Certes, l’objet a quelque peu vieilli. Le revoir aujourd’hui engage également à s’accommoder de l’évidence d’une « datation » évoquée précédemment. De plus, des films tels que Crash (1996) ou A history of violence (2005) ont, depuis, mis en évidence la très grande aptitude de Cronenberg à mêler la pure dégradation de ses figures à la latitude d’espaces domestiques ou publiques très classieux. Les plaies d’Elias Koteas ou les bleus de Deborah Hunger s’exposaient en décapotable, entre les stridences de guitare d’Howard Shore (qui par ailleurs travaille également, toujours fidèle, à l’adaptation scénique de La Mouche) et le souffle du vent sur les autoroutes nocturnes… Viggo Mortensen, avant de se révéler surprenant « action man », a l’allure d’un bon papa poule veillant tout sourire sur la quiétude de son petit foyer pavillonnaire… Mais jamais plus, peut-être, ne sera aussi forte et manifeste la singulière concomitance, dans son œuvre, de la norme ( living in 1986) et de la marge.
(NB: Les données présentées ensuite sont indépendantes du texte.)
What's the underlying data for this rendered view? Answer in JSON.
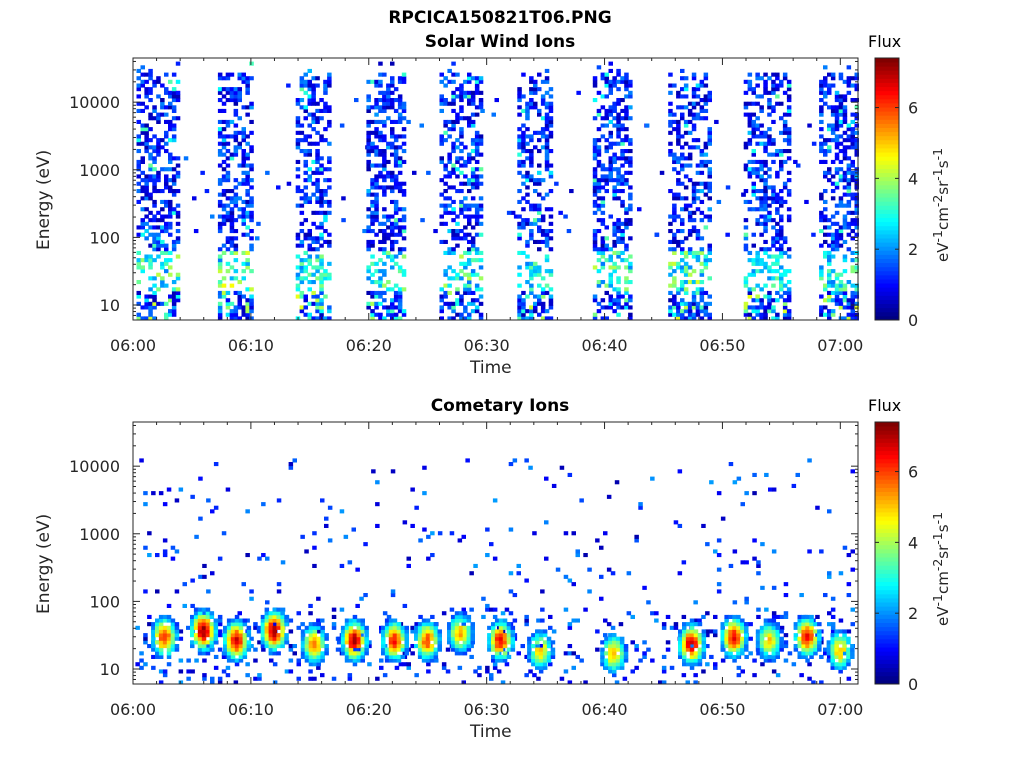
{
  "figure_title": "RPCICA150821T06.PNG",
  "colorbar": {
    "title": "Flux",
    "unit_base": [
      "eV",
      "cm",
      "sr",
      "s"
    ],
    "unit_exp": [
      "-1",
      "-2",
      "-1",
      "-1"
    ],
    "ticks": [
      "0",
      "2",
      "4",
      "6"
    ],
    "range": [
      0,
      7.4
    ],
    "colormap": "jet"
  },
  "chart_data": [
    {
      "type": "heatmap",
      "title": "Solar Wind Ions",
      "xlabel": "Time",
      "ylabel": "Energy (eV)",
      "x_ticks": [
        "06:00",
        "06:10",
        "06:20",
        "06:30",
        "06:40",
        "06:50",
        "07:00"
      ],
      "x_range_minutes": [
        0,
        61.5
      ],
      "y_ticks": [
        "10",
        "100",
        "1000",
        "10000"
      ],
      "y_scale": "log",
      "y_range": [
        6,
        45000
      ],
      "bursts": [
        {
          "start_min": 0.3,
          "end_min": 3.8,
          "low_flux_band_eV": [
            15,
            60
          ],
          "low_flux_peak": 4.2
        },
        {
          "start_min": 7.2,
          "end_min": 10.2,
          "low_flux_band_eV": [
            15,
            60
          ],
          "low_flux_peak": 4.6
        },
        {
          "start_min": 13.8,
          "end_min": 16.8,
          "low_flux_band_eV": [
            15,
            60
          ],
          "low_flux_peak": 3.8
        },
        {
          "start_min": 19.8,
          "end_min": 23.0,
          "low_flux_band_eV": [
            15,
            60
          ],
          "low_flux_peak": 4.0
        },
        {
          "start_min": 26.0,
          "end_min": 29.4,
          "low_flux_band_eV": [
            15,
            60
          ],
          "low_flux_peak": 4.2
        },
        {
          "start_min": 32.6,
          "end_min": 35.6,
          "low_flux_band_eV": [
            15,
            60
          ],
          "low_flux_peak": 3.6
        },
        {
          "start_min": 39.0,
          "end_min": 42.2,
          "low_flux_band_eV": [
            15,
            60
          ],
          "low_flux_peak": 4.2
        },
        {
          "start_min": 45.4,
          "end_min": 48.8,
          "low_flux_band_eV": [
            15,
            60
          ],
          "low_flux_peak": 4.4
        },
        {
          "start_min": 51.8,
          "end_min": 55.6,
          "low_flux_band_eV": [
            15,
            60
          ],
          "low_flux_peak": 3.6
        },
        {
          "start_min": 58.2,
          "end_min": 61.3,
          "low_flux_band_eV": [
            15,
            60
          ],
          "low_flux_peak": 3.8
        }
      ]
    },
    {
      "type": "heatmap",
      "title": "Cometary Ions",
      "xlabel": "Time",
      "ylabel": "Energy (eV)",
      "x_ticks": [
        "06:00",
        "06:10",
        "06:20",
        "06:30",
        "06:40",
        "06:50",
        "07:00"
      ],
      "x_range_minutes": [
        0,
        61.5
      ],
      "y_ticks": [
        "10",
        "100",
        "1000",
        "10000"
      ],
      "y_scale": "log",
      "y_range": [
        6,
        45000
      ],
      "bursts": [
        {
          "center_min": 2.5,
          "peak_eV": 28,
          "peak_flux": 6.2
        },
        {
          "center_min": 5.8,
          "peak_eV": 35,
          "peak_flux": 7.2
        },
        {
          "center_min": 8.6,
          "peak_eV": 25,
          "peak_flux": 6.8
        },
        {
          "center_min": 11.8,
          "peak_eV": 35,
          "peak_flux": 7.3
        },
        {
          "center_min": 15.2,
          "peak_eV": 22,
          "peak_flux": 5.6
        },
        {
          "center_min": 18.6,
          "peak_eV": 25,
          "peak_flux": 7.1
        },
        {
          "center_min": 22.0,
          "peak_eV": 25,
          "peak_flux": 6.4
        },
        {
          "center_min": 24.8,
          "peak_eV": 25,
          "peak_flux": 6.0
        },
        {
          "center_min": 27.6,
          "peak_eV": 32,
          "peak_flux": 5.2
        },
        {
          "center_min": 31.0,
          "peak_eV": 25,
          "peak_flux": 6.6
        },
        {
          "center_min": 34.4,
          "peak_eV": 18,
          "peak_flux": 5.0
        },
        {
          "center_min": 40.6,
          "peak_eV": 16,
          "peak_flux": 5.2
        },
        {
          "center_min": 47.2,
          "peak_eV": 22,
          "peak_flux": 6.9
        },
        {
          "center_min": 50.8,
          "peak_eV": 28,
          "peak_flux": 6.6
        },
        {
          "center_min": 53.8,
          "peak_eV": 25,
          "peak_flux": 5.0
        },
        {
          "center_min": 57.0,
          "peak_eV": 28,
          "peak_flux": 6.5
        },
        {
          "center_min": 59.8,
          "peak_eV": 18,
          "peak_flux": 5.2
        }
      ]
    }
  ]
}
Rarement sera aussi claire la proximité de son travail avec des films contemporains. Devenu depuis un peu plus « auteur », plus « cronenbergien », David relevait alors le beau défi de faire face à ce Goliath qu’était encore la représentation digne de l’a priori irreprésentable : l’Autre en soi, la dualité (presque) tranquille.